Zooming in, the countermove from March mid-3% to above 4.25% last week was purely a countermove. Now, the stage is set for buyers to show how eager they are to own 4% yields. The appetite seems to be there, and strong buying this week on a Fed blackout is a sign of fearlessness from Treasury bulls.
I still see this 4.04% as a very important swing level— call it my recession and cuts line. If 2s settle in above that level, the market believes recession and cuts are off. Below it, things are going to deteriorate and buyers will push the yield down to 3% or lower this year. This is where I stand, a marked Treasury bull as prices have shown us that lower yields are the path of least resistance.
10-year US Treasury yield
Takeaways:
Yields on longer-term Treasuries were almost at 0% after the great pandemic panic of 2020. Zero. The normalization of the past two years ran into a harsh reality late last year—Treasuries are still the only way to avoid risk throughout the dollar system. All asset prices fell in 2022, but that can only last so long. We now are seeing shifting correlations, with yields and stocks falling together during small bouts of 2023 volatility. Treasury bulls have been unleashed, and they are setting the tone on recession.
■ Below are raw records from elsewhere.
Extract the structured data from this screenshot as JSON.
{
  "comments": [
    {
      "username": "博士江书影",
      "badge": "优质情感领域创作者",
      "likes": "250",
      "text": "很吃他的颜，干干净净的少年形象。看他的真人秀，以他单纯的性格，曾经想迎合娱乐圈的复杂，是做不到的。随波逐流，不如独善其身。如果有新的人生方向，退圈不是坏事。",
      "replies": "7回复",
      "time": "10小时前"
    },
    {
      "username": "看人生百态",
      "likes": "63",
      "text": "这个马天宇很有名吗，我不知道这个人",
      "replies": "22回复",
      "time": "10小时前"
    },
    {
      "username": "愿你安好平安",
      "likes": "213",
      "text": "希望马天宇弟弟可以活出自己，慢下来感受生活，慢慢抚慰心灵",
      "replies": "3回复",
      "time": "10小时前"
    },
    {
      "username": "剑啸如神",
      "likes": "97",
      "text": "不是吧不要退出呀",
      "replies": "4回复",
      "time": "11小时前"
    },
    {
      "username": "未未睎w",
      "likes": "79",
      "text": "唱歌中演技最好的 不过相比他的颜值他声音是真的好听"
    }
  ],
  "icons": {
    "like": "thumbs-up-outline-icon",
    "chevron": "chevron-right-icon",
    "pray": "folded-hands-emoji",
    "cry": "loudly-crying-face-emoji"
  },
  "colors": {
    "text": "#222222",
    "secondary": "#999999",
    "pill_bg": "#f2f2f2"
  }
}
Imagine a horse running at top speed. Now imagine a stampede. This was the selling pressure on Treasuries during 2022 as inflation ripped through the global economy. Now imagine that a few horses stopped and turned around last October, and by March, the entire stampede was heading in the opposite direction. The Fed might not be watching the obvious market action as closely as it’s watching backwards-looking economic data, but we are not so easily fooled. With 10s challenging 3% on any next hiccup in the banking sector, it is obvious who is in control of this market.
We see 2.5% as an important level that will surprise some in its gravitational pull. From a technical perspective, there isn’t much separating today’s level from this immensely bullish target—the last move through this range, on the way up, occurred during Powell’s “forceful” rhetoric stage.